What is the significance of the genetic component in melanoma and other skin cancers?

From the Guidelines

The genetic component in melanoma and other skin cancers is highly significant, substantially influencing both risk and treatment approaches, with approximately 10% of melanoma cases having a hereditary basis. The significance of the genetic component in melanoma and other skin cancers can be understood by looking at the risk factors and treatment approaches. According to 1, risk factors for melanoma include skin type, personal history of prior melanoma, multiple clinically atypical moles or dysplastic nevi, a positive family history of melanoma, and, rarely, inherited genetic mutations.

Key Points

• Approximately 10% of melanoma cases have a hereditary basis, with mutations in genes like CDKN2A, CDK4, and BAP1 increasing lifetime risk by up to 70% 1.
• Familial melanoma often presents with multiple primary tumors, earlier onset (before age 40), and distinctive patterns such as multiple atypical nevi.
• For patients with family history of melanoma, genetic testing may be warranted, particularly if there are multiple affected relatives or early-onset cases.
• Beyond hereditary factors, acquired genetic mutations in genes like BRAF (present in about 50% of melanomas) and NRAS have revolutionized treatment approaches, enabling targeted therapies such as BRAF inhibitors (vemurafenib, dabrafenib) and MEK inhibitors (trametinib, cobimetinib) that significantly improve survival in advanced disease.

Treatment Approaches

Understanding a patient's genetic profile also helps determine immunotherapy effectiveness, as tumor mutational burden often correlates with response to checkpoint inhibitors like pembrolizumab and nivolumab. For non-melanoma skin cancers, genetic syndromes like xeroderma pigmentosum and basal cell nevus syndrome dramatically increase cancer susceptibility and require specialized management approaches including enhanced surveillance and early intervention. As noted in 1, genetic counseling could be considered for individuals with a strong family history of invasive melanoma or pancreatic cancer.

Prevention

Behavioral counseling interventions aimed at reducing UV radiation exposure, such as using broad-spectrum sunscreen, wearing hats or other shade-protective clothing, avoiding the outdoors from 10 a.m. to 3 p.m., and avoiding indoor tanning, can moderately increase the use of sun-protective behaviors, especially in children, adolescents, and young adults 10 to 24 years of age, as found in 1. Therefore, considering the genetic component is crucial in the management and prevention of melanoma and other skin cancers.

From the Research

Genetic Component of Melanoma and Other Skin Cancers

The genetic component of melanoma and other skin cancers is significant, with an estimated 5%-10% of all cutaneous melanoma cases occurring in families 2, 3, 4.

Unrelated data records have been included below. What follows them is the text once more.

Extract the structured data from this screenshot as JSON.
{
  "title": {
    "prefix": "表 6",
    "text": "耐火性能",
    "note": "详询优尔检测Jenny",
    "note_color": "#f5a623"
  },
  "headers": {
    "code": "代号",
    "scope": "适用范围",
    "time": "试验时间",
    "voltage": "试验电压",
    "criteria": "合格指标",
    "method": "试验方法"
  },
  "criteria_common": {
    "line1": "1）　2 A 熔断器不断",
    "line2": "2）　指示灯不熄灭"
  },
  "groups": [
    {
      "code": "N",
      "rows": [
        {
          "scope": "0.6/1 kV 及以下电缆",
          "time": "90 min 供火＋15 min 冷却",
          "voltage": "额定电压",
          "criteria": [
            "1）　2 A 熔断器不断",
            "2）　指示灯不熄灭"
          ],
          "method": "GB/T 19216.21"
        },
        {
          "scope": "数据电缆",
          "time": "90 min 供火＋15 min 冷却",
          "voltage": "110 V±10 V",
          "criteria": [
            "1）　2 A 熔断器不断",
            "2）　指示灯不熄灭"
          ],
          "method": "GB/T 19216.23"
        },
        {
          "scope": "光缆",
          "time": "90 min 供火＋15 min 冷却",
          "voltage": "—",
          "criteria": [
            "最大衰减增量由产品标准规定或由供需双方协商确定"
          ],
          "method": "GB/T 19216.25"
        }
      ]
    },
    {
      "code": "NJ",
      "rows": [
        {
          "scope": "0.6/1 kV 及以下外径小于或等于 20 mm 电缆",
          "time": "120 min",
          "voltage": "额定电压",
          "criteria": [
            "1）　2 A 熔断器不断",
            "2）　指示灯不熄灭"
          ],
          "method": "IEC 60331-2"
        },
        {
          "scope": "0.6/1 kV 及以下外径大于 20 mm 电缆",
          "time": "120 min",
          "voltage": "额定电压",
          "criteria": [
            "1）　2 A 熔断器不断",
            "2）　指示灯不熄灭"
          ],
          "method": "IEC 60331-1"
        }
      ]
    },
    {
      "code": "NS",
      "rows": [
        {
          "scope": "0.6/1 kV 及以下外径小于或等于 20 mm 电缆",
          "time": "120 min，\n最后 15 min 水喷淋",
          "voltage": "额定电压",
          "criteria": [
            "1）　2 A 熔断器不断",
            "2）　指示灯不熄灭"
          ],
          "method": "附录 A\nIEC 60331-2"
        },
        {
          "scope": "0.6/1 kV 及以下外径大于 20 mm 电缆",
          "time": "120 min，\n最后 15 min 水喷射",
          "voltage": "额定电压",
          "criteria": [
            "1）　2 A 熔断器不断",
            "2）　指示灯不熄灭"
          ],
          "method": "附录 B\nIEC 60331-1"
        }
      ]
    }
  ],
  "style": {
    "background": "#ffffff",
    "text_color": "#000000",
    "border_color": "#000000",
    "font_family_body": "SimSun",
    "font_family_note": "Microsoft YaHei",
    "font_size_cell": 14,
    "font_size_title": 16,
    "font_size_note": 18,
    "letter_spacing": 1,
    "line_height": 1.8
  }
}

• High-Penetrance Susceptibility Genes: The major high-penetrance susceptibility gene involved in melanoma predisposition is CDKN2A, with germline mutations identified in 20%-40% of melanoma families 2.
• Other Susceptibility Genes: Mutations in other genes, such as CDK4, BAP1, TERT, POT1, ACD, TERF2IP, and MITF, are rare and contribute to a further 10% of familial clustering of melanoma 2, 3.
• Genetic Testing: Genetic testing for melanoma is currently recommended only for CDKN2A and CDK4, with the role of multigene panel testing remaining under debate 2.
• Genetic Counseling: Individuals from melanoma families must receive genetic counseling to be informed about the inclusion criteria for genetic testing, the probability of an inconclusive result, and the genetic risk for melanoma and other cancers 2, 4.

Clinical and Dermoscopic Features

• Dermoscopic Patterns: Patients with CDKN2A germline mutations may develop specific clinical and dermoscopic features, such as high atypical nevus counts and specific dermoscopic patterns 3, 5.
• Multiple Primary Melanomas: Patients who develop multiple primary melanomas may have a higher risk of carrying a CDKN2A germline mutation, and dermoscopy can be useful in identifying these patients 5.

Prevention and Detection Behaviors

• Genetic Testing and Counseling: Genetic testing and counseling may increase skin self-examinations and sun protection habits in individuals with a family history of melanoma 6.
• Skin Cancer Prevention: Patients at risk of melanoma should be encouraged to adhere to a correct ultraviolet exposure, skin self-examination, and regular dermatological screening 2, 4.